Spectral Norm Based Mean Matrix Estimation and Its Application to Radar Target CFAR Detection

The estimation of mean matrix for a set of Hermitian positive definite (HPD) matrices can be considered based on a geometric framework. This kind of estimator is closely related to geometric measures, which can be established to measure the dissimilarity between two matrices on the matrix manifold. In this paper, the matrix spectral norm is exploited to derive a new geometric measure on the matrix manifold consisting of all HPD matrices. Correspondingly, the mean matrix associated with the new geometric measure on the matrix manifold is considered via two effective solution techniques.
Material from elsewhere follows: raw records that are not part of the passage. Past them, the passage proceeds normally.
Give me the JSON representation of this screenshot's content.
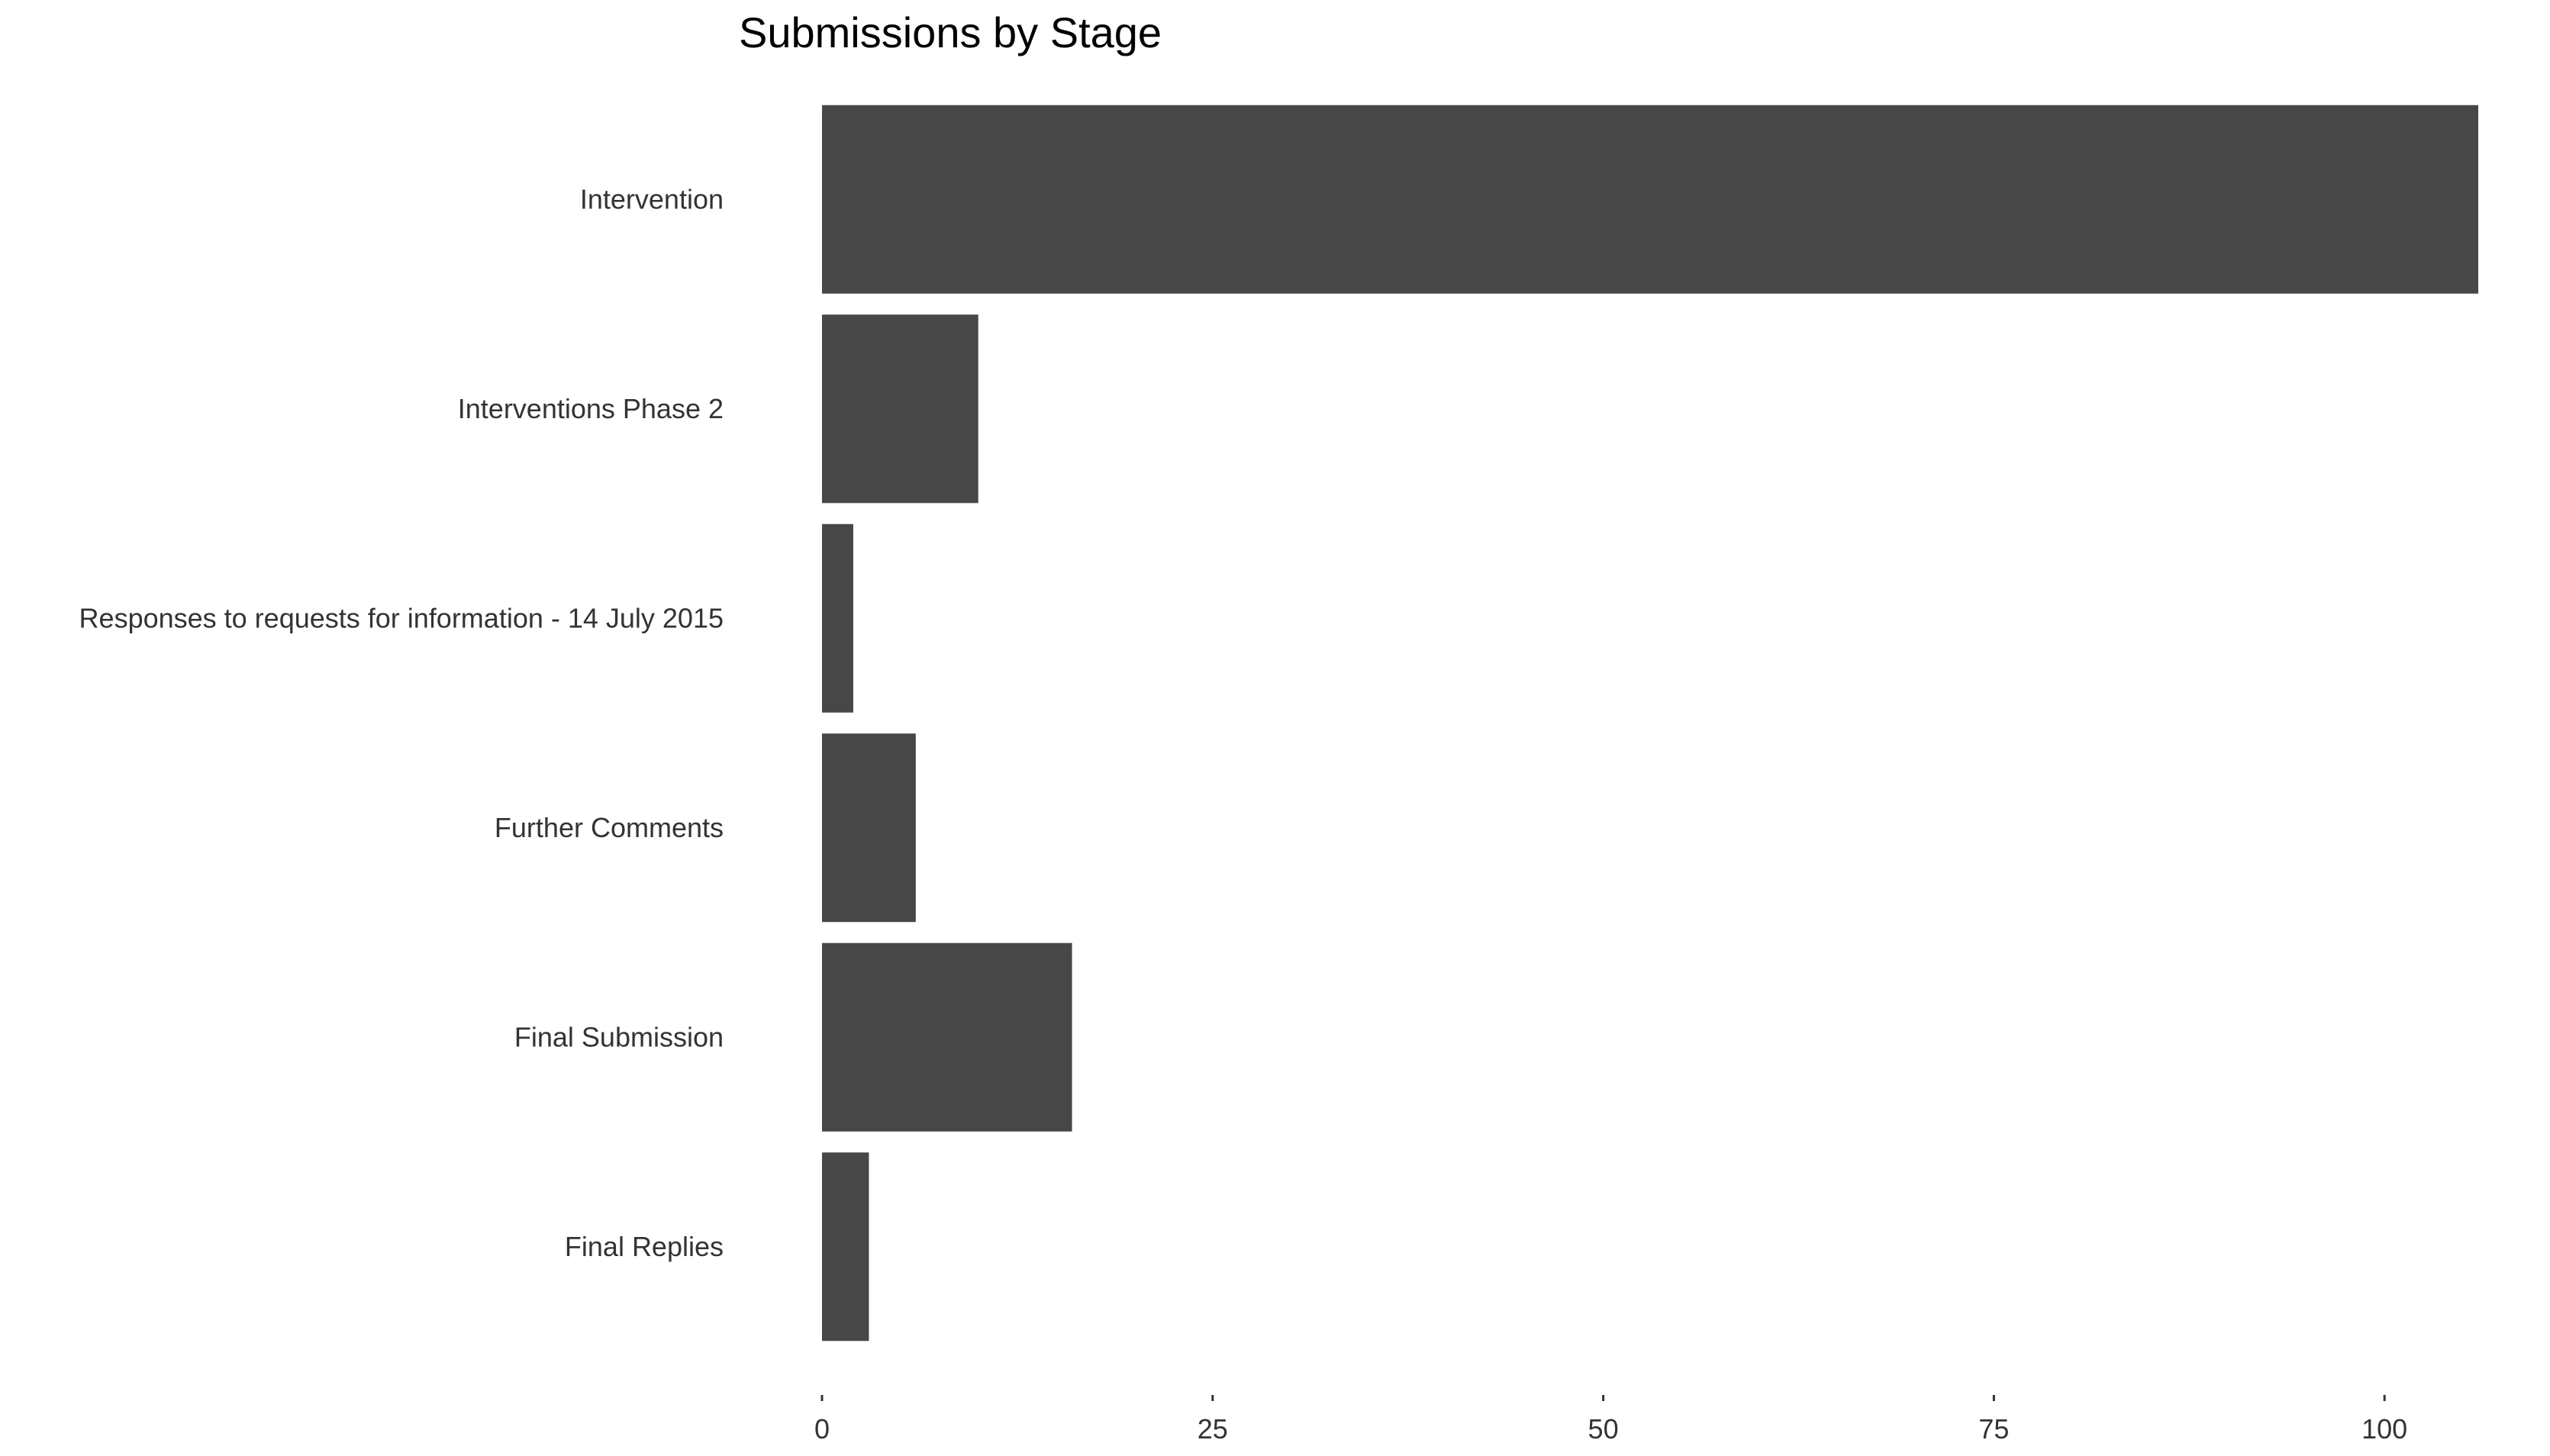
{
  "chart_data": {
    "type": "bar",
    "orientation": "horizontal",
    "title": "Submissions by Stage",
    "xlabel": "",
    "ylabel": "",
    "categories": [
      "Intervention",
      "Interventions Phase 2",
      "Responses to requests for information - 14 July 2015",
      "Further Comments",
      "Final Submission",
      "Final Replies"
    ],
    "values": [
      106,
      10,
      2,
      6,
      16,
      3
    ],
    "xlim": [
      0,
      106
    ],
    "xticks": [
      0,
      25,
      50,
      75,
      100
    ],
    "grid": false,
    "legend": "none",
    "bar_color": "#474747"
  }
}
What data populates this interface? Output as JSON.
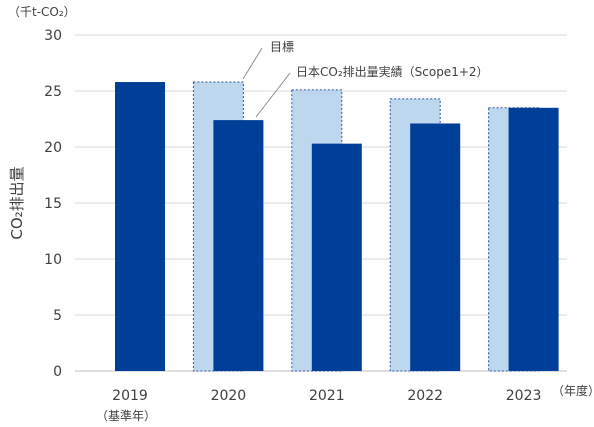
{
  "chart_data": {
    "type": "bar",
    "unit_label": "（千t-CO₂）",
    "ylabel": "CO₂排出量",
    "xunit_label": "（年度）",
    "categories": [
      "2019",
      "2020",
      "2021",
      "2022",
      "2023"
    ],
    "category_notes": [
      "（基準年）",
      "",
      "",
      "",
      ""
    ],
    "ylim": [
      0,
      30
    ],
    "yticks": [
      0,
      5,
      10,
      15,
      20,
      25,
      30
    ],
    "grid": true,
    "series": [
      {
        "name": "目標",
        "values": [
          null,
          25.8,
          25.1,
          24.3,
          23.5
        ],
        "color": "#bdd7ee",
        "border": "#2f5597"
      },
      {
        "name": "日本CO₂排出量実績（Scope1+2）",
        "values": [
          25.8,
          22.4,
          20.3,
          22.1,
          23.5
        ],
        "color": "#003f98"
      }
    ]
  }
}
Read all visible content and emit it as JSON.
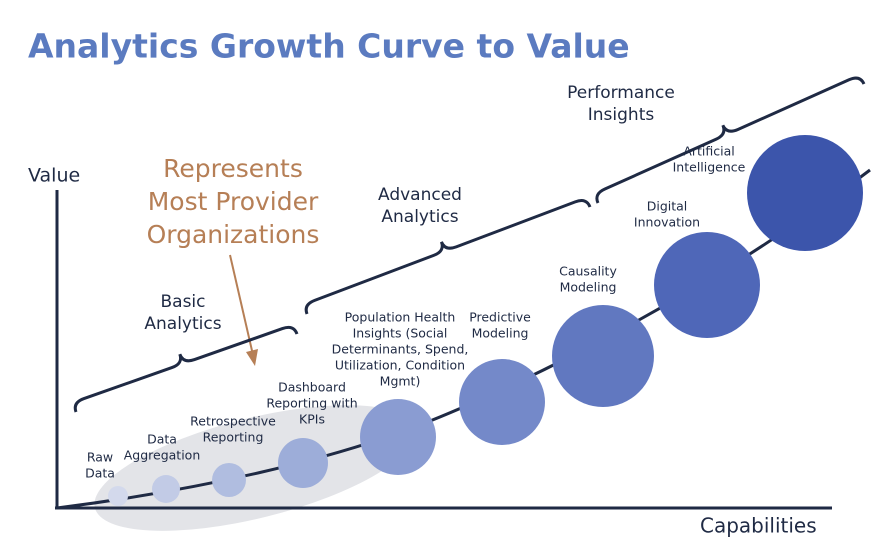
{
  "title": "Analytics Growth Curve to Value",
  "y_axis_label": "Value",
  "x_axis_label": "Capabilities",
  "callout": [
    "Represents",
    "Most Provider",
    "Organizations"
  ],
  "phases": [
    {
      "label": [
        "Basic",
        "Analytics"
      ]
    },
    {
      "label": [
        "Advanced",
        "Analytics"
      ]
    },
    {
      "label": [
        "Performance",
        "Insights"
      ]
    }
  ],
  "stages": [
    {
      "label": [
        "Raw",
        "Data"
      ]
    },
    {
      "label": [
        "Data",
        "Aggregation"
      ]
    },
    {
      "label": [
        "Retrospective",
        "Reporting"
      ]
    },
    {
      "label": [
        "Dashboard",
        "Reporting with",
        "KPIs"
      ]
    },
    {
      "label": [
        "Population Health",
        "Insights (Social",
        "Determinants, Spend,",
        "Utilization, Condition",
        "Mgmt)"
      ]
    },
    {
      "label": [
        "Predictive",
        "Modeling"
      ]
    },
    {
      "label": [
        "Causality",
        "Modeling"
      ]
    },
    {
      "label": [
        "Digital",
        "Innovation"
      ]
    },
    {
      "label": [
        "Artificial",
        "Intelligence"
      ]
    }
  ]
}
More specifically, the first method transforms the mean matrix estimation into a semidefinite programming problem solved by the interior point method; the second method exploits joint approximate diagonalization to diagonalize the given covariance matrices and then recasts the mean matrix estimation into an optimization problem with linear inequality constraints. Furthermore, two matrix detectors employing the proposed mean matrix estimators are designed for target detection using pulse Doppler radar with a small bunch of pulses. At the analysis stage, we show that the proposed matrix detector can guarantee the bounded constant false alarm rate property in terms of the clutter covariance matrix. Finally, numerical experiments based on simulated clutter data and real sea clutter data are performed to verify the effectiveness and robustness of the proposed matrix detectors.